So much for online convenience

One thing about online convenience: Every way it makes your life easier contains the potential to make your life infinitely harder. Eventually you’ll find yourself cursing at your computer screen in impotent rage. Because the very thing that makes the internet so convenient — no human contact — is what makes it so maddening when the magic goes away.

Today I find myself locked out of my online bank account. This has happened before. Ever since the swine at Capital One 360 took over my former online bank ING, my sign-in number appears to be good for only one or two accesses. Then it quits working and the account gets locked and I have to go through this long process to reset the number. I’ve done it four times now. I answer a bunch of personal questions, like who was the secret lover of my third-grade teacher, and I get a code via e-mail allowing me to change my sign-in number yet again.

The problem today is that the e-mail with the code hasn’t come. Capital One 360 says they sent it, but it’s been an hour and there’s no e-mail. So I have no code. So, for the time being, my money and my tax information does not technically exist. I’m trying to be calm here, but just writing this makes me want to put my fist through the monitor.

It’s my fault, I suppose. This morning I woke up and said to myself: “Today I will do the taxes.” I assembled the pertinent materials on the kitchen table and poured a cup of coffee and went to work. I quickly discovered some shortcomings in my filing system: I was missing important documents like my wife’s W2, and the Form 1098 showing mortgage interest paid. Then I realized I needed some documentation for the infinitesimal amount of interest income generated by my meager accounts at Capital One 360. Hey, it’s all available online! And of course, that’s when my sign-in number was rejected yet again. The tax-doing is now on hold.

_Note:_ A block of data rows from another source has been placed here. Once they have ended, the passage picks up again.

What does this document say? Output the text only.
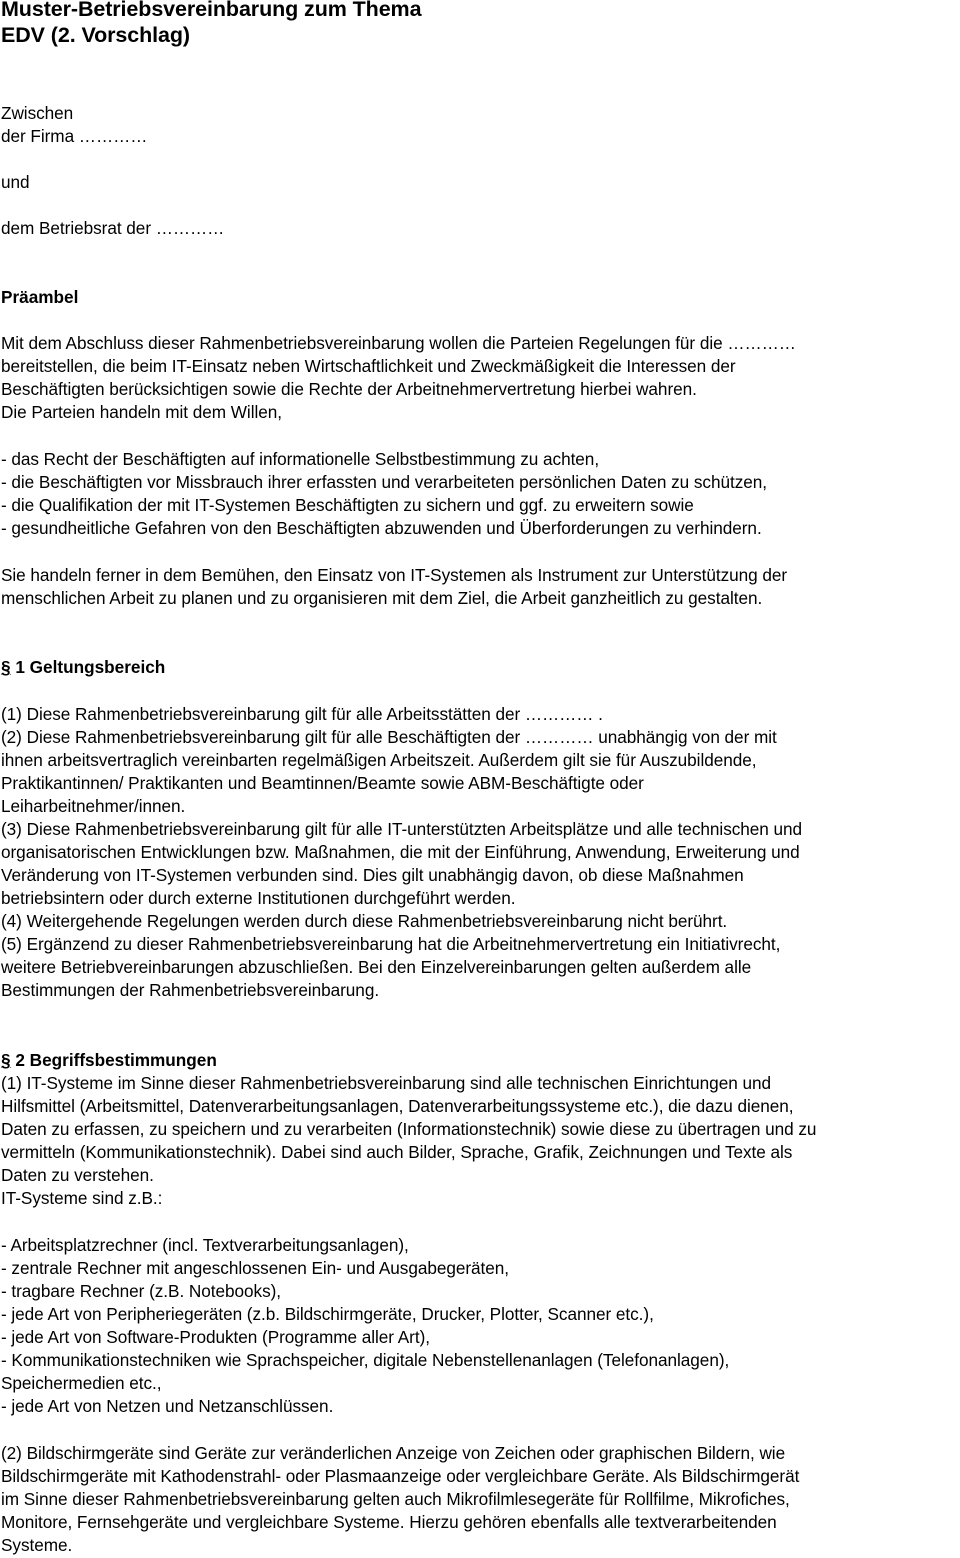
Muster-Betriebsvereinbarung zum Thema
EDV (2. Vorschlag)
Zwischen
der Firma …………
und
dem Betriebsrat der …………
Präambel
Mit dem Abschluss dieser Rahmenbetriebsvereinbarung wollen die Parteien Regelungen für die …………
bereitstellen, die beim IT-Einsatz neben Wirtschaftlichkeit und Zweckmäßigkeit die Interessen der
Beschäftigten berücksichtigen sowie die Rechte der Arbeitnehmervertretung hierbei wahren.
Die Parteien handeln mit dem Willen,
- das Recht der Beschäftigten auf informationelle Selbstbestimmung zu achten,
- die Beschäftigten vor Missbrauch ihrer erfassten und verarbeiteten persönlichen Daten zu schützen,
- die Qualifikation der mit IT-Systemen Beschäftigten zu sichern und ggf. zu erweitern sowie
- gesundheitliche Gefahren von den Beschäftigten abzuwenden und Überforderungen zu verhindern.
Sie handeln ferner in dem Bemühen, den Einsatz von IT-Systemen als Instrument zur Unterstützung der
menschlichen Arbeit zu planen und zu organisieren mit dem Ziel, die Arbeit ganzheitlich zu gestalten.
§ 1 Geltungsbereich
(1) Diese Rahmenbetriebsvereinbarung gilt für alle Arbeitsstätten der ………… .
(2) Diese Rahmenbetriebsvereinbarung gilt für alle Beschäftigten der ………… unabhängig von der mit
ihnen arbeitsvertraglich vereinbarten regelmäßigen Arbeitszeit. Außerdem gilt sie für Auszubildende,
Praktikantinnen/ Praktikanten und Beamtinnen/Beamte sowie ABM-Beschäftigte oder
Leiharbeitnehmer/innen.
(3) Diese Rahmenbetriebsvereinbarung gilt für alle IT-unterstützten Arbeitsplätze und alle technischen und
organisatorischen Entwicklungen bzw. Maßnahmen, die mit der Einführung, Anwendung, Erweiterung und
Veränderung von IT-Systemen verbunden sind. Dies gilt unabhängig davon, ob diese Maßnahmen
betriebsintern oder durch externe Institutionen durchgeführt werden.
(4) Weitergehende Regelungen werden durch diese Rahmenbetriebsvereinbarung nicht berührt.
(5) Ergänzend zu dieser Rahmenbetriebsvereinbarung hat die Arbeitnehmervertretung ein Initiativrecht,
weitere Betriebvereinbarungen abzuschließen. Bei den Einzelvereinbarungen gelten außerdem alle
Bestimmungen der Rahmenbetriebsvereinbarung.
§ 2 Begriffsbestimmungen
(1) IT-Systeme im Sinne dieser Rahmenbetriebsvereinbarung sind alle technischen Einrichtungen und
Hilfsmittel (Arbeitsmittel, Datenverarbeitungsanlagen, Datenverarbeitungssysteme etc.), die dazu dienen,
Daten zu erfassen, zu speichern und zu verarbeiten (Informationstechnik) sowie diese zu übertragen und zu
vermitteln (Kommunikationstechnik). Dabei sind auch Bilder, Sprache, Grafik, Zeichnungen und Texte als
Daten zu verstehen.
IT-Systeme sind z.B.:
- Arbeitsplatzrechner (incl. Textverarbeitungsanlagen),
- zentrale Rechner mit angeschlossenen Ein- und Ausgabegeräten,
- tragbare Rechner (z.B. Notebooks),
- jede Art von Peripheriegeräten (z.b. Bildschirmgeräte, Drucker, Plotter, Scanner etc.),
- jede Art von Software-Produkten (Programme aller Art),
- Kommunikationstechniken wie Sprachspeicher, digitale Nebenstellenanlagen (Telefonanlagen),
Speichermedien etc.,
- jede Art von Netzen und Netzanschlüssen.
(2) Bildschirmgeräte sind Geräte zur veränderlichen Anzeige von Zeichen oder graphischen Bildern, wie
Bildschirmgeräte mit Kathodenstrahl- oder Plasmaanzeige oder vergleichbare Geräte. Als Bildschirmgerät
im Sinne dieser Rahmenbetriebsvereinbarung gelten auch Mikrofilmlesegeräte für Rollfilme, Mikrofiches,
Monitore, Fernsehgeräte und vergleichbare Systeme. Hierzu gehören ebenfalls alle textverarbeitenden
Systeme.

I call it Dave’s Law of Cascading Glitches: One tiny glitch leads to a medium glitch, which leads to a big glitch, which, in the fullness of time, makes every small task Sisyphean in nature. You go to replace a washer in a faucet and end up replacing the entire damned bathroom. It’s starting to feel like that. I hate the IRS and I hate Capital One 360 and I hate the North Koreans, who are no doubt responsible in some way. I’m frustrated, angry, pissed off and thoroughly unamused.

And if I ever reach a sentient being at Capital One 360, I will find it very difficult to be polite.